We show that this artificial neural models can be optimised by using evolutionary algorithms, using the biomimetism score of robot behaviour as a fitness function. The best-performing evolved ANN controllers show competitive biomimetism scores compared to fish group behavioural variability. We demonstrate that taking into account genotypic and behavioural diversity in the optimisation process (through the use of the global multi-objective optimiser NSGA-III) improve the biomimetic scores of the evolved best-performing controllers. The ANN models evolved through mono-objective optimisation tend to focus more on evolving a group-following behaviour rather than a biomimetic agent.

Our approach is still perfectible, in particular, we only evolve the behaviour of a single agent in a group, rather than all agents of the group. This choice was motivated by the large increase in difficulty in evolving ANN models for the entire group, which would also involve additional behavioural trade-offs: e.g. individual free-will and autonomous dynamics, individuals leaving or re-joining the group. However, it also means that here the fish do not react to the robot in simulations because the fish behaviour is a replay of fish experimental trajectories recorded without robot.

Additionally, it may be possible to improve the performance (in term of biomimetism) of the multi-objective optimisation process by combining additional selection pressures as objectives (i.e. not just genotypic and behavioural diversity) [16]. We already include behavioural and phenotypic diversities as selection pressures to guide the optimisation process; however, taking into account phenotypic diversity can bias the optimisation algorithm to explore rather than exploit, which can prevent some desired phenotypes to be considered by the optimisation algorithm. An alternative would be to use angular diversity instead [32].
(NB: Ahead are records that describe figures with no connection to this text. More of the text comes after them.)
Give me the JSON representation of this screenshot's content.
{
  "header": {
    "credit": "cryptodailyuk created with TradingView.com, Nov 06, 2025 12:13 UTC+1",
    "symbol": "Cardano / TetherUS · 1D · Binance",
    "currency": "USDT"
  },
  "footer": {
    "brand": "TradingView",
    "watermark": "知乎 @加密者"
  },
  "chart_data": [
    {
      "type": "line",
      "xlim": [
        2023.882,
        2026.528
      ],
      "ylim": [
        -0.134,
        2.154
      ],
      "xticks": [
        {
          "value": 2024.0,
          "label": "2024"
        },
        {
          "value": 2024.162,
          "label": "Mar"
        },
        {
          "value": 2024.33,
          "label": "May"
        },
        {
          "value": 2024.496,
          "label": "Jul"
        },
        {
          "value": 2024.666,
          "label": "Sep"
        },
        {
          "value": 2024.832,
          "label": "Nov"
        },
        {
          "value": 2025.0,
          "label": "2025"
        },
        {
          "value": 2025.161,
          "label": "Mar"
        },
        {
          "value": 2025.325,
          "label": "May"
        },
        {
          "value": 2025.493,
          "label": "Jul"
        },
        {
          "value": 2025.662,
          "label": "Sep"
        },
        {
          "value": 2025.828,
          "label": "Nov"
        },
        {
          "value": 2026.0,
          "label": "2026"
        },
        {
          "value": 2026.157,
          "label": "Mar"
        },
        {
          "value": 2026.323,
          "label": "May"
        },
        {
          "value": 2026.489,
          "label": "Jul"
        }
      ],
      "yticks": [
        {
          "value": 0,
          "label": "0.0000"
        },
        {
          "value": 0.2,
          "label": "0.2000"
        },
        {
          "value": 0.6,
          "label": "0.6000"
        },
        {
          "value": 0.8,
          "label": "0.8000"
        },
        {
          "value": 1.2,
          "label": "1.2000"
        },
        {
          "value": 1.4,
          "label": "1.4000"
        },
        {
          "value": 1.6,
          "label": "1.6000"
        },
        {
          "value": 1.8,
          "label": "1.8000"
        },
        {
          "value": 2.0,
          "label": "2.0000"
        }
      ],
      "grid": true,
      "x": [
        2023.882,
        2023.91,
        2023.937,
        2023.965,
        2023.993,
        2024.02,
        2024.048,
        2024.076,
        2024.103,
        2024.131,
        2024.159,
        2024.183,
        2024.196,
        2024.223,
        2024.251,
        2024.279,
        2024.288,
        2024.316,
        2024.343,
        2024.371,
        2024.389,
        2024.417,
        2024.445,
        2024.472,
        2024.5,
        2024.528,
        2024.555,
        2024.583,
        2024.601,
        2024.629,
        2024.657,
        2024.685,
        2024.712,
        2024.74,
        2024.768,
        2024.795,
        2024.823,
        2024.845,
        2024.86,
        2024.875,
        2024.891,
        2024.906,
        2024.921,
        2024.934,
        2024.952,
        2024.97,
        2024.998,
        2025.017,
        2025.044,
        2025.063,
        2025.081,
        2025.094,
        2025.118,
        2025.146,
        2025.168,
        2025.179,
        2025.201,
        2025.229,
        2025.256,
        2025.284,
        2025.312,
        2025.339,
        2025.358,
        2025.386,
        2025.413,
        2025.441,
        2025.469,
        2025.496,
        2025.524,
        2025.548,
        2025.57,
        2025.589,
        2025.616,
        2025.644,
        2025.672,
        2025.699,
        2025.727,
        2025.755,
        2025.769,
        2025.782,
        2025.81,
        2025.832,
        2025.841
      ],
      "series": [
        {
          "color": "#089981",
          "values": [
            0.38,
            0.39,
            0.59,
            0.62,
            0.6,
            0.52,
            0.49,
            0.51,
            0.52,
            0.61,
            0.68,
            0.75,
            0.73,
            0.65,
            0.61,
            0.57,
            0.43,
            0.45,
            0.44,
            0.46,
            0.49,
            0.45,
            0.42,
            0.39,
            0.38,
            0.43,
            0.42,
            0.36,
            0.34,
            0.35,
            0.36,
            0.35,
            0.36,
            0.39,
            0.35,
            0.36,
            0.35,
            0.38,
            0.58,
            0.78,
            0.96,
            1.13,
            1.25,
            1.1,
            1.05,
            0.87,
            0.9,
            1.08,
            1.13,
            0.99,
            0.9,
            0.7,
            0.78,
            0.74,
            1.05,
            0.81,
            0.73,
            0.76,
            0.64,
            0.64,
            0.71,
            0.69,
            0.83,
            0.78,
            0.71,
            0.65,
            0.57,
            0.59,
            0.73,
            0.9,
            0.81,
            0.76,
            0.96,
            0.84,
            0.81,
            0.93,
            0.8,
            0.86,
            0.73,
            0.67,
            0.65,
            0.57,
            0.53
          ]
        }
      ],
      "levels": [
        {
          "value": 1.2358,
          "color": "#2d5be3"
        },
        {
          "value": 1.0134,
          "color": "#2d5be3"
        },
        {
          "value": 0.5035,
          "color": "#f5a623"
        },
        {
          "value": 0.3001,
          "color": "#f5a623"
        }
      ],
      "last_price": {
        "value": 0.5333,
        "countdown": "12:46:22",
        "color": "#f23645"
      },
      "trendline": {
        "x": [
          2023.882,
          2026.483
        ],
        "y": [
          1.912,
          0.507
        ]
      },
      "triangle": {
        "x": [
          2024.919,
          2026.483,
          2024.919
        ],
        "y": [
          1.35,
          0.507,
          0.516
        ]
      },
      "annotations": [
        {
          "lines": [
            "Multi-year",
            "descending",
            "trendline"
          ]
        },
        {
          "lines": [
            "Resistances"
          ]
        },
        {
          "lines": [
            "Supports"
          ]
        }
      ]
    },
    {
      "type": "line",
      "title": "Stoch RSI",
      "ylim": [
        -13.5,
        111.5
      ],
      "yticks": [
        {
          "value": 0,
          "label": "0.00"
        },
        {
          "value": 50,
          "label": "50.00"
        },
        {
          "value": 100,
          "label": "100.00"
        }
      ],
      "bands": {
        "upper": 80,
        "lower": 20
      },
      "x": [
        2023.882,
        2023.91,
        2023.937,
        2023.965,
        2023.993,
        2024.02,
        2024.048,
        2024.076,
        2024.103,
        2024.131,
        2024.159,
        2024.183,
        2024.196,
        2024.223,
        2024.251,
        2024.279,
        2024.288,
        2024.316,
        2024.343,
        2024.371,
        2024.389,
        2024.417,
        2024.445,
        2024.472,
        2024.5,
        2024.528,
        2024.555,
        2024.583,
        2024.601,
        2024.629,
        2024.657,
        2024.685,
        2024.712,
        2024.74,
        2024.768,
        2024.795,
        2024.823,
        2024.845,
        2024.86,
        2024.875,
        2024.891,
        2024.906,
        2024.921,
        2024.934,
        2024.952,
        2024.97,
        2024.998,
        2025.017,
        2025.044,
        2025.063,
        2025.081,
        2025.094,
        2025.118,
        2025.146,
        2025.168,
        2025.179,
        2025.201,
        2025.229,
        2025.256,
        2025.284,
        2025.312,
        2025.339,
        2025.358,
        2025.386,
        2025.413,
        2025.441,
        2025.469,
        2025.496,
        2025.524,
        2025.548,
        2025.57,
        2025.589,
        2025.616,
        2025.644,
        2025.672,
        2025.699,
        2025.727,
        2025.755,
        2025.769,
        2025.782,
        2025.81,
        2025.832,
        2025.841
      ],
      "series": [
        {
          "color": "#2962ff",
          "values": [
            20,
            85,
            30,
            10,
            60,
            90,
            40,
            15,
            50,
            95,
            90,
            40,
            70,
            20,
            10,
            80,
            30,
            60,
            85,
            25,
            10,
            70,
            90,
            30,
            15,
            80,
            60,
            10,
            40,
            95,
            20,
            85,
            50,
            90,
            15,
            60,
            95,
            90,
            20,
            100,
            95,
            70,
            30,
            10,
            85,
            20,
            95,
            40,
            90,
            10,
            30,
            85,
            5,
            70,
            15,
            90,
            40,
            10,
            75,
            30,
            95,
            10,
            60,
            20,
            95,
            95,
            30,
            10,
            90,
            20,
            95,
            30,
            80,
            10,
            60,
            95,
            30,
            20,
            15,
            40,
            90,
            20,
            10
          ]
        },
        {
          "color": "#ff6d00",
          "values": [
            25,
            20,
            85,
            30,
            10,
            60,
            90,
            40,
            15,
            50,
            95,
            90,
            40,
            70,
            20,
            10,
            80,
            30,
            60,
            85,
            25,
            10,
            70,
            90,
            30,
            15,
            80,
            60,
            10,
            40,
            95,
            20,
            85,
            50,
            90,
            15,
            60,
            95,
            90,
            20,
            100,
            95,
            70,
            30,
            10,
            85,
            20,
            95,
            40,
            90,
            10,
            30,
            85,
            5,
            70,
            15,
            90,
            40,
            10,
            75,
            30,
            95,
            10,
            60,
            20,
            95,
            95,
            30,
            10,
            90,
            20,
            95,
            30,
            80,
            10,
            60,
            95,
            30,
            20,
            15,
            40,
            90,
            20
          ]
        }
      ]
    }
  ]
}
This study shows that ANN are good candidates to model individual and collective fish behaviours, in particular in the context of social bio-hybrid systems composed of animals and robots. By evolutionary computation, they can be calibrated on experimental data. This approach requires less a priori knowledge than equations or agent based modelling techniques. Although they are black box model, they could also produce interesting results from a biological point of view. Thus, ANN collective behaviour models can be an interesting approach to design animal and robot social interactions.

Acknowledgement

This work was funded by EU-ICT project ’ASSISIbf’, no 601074.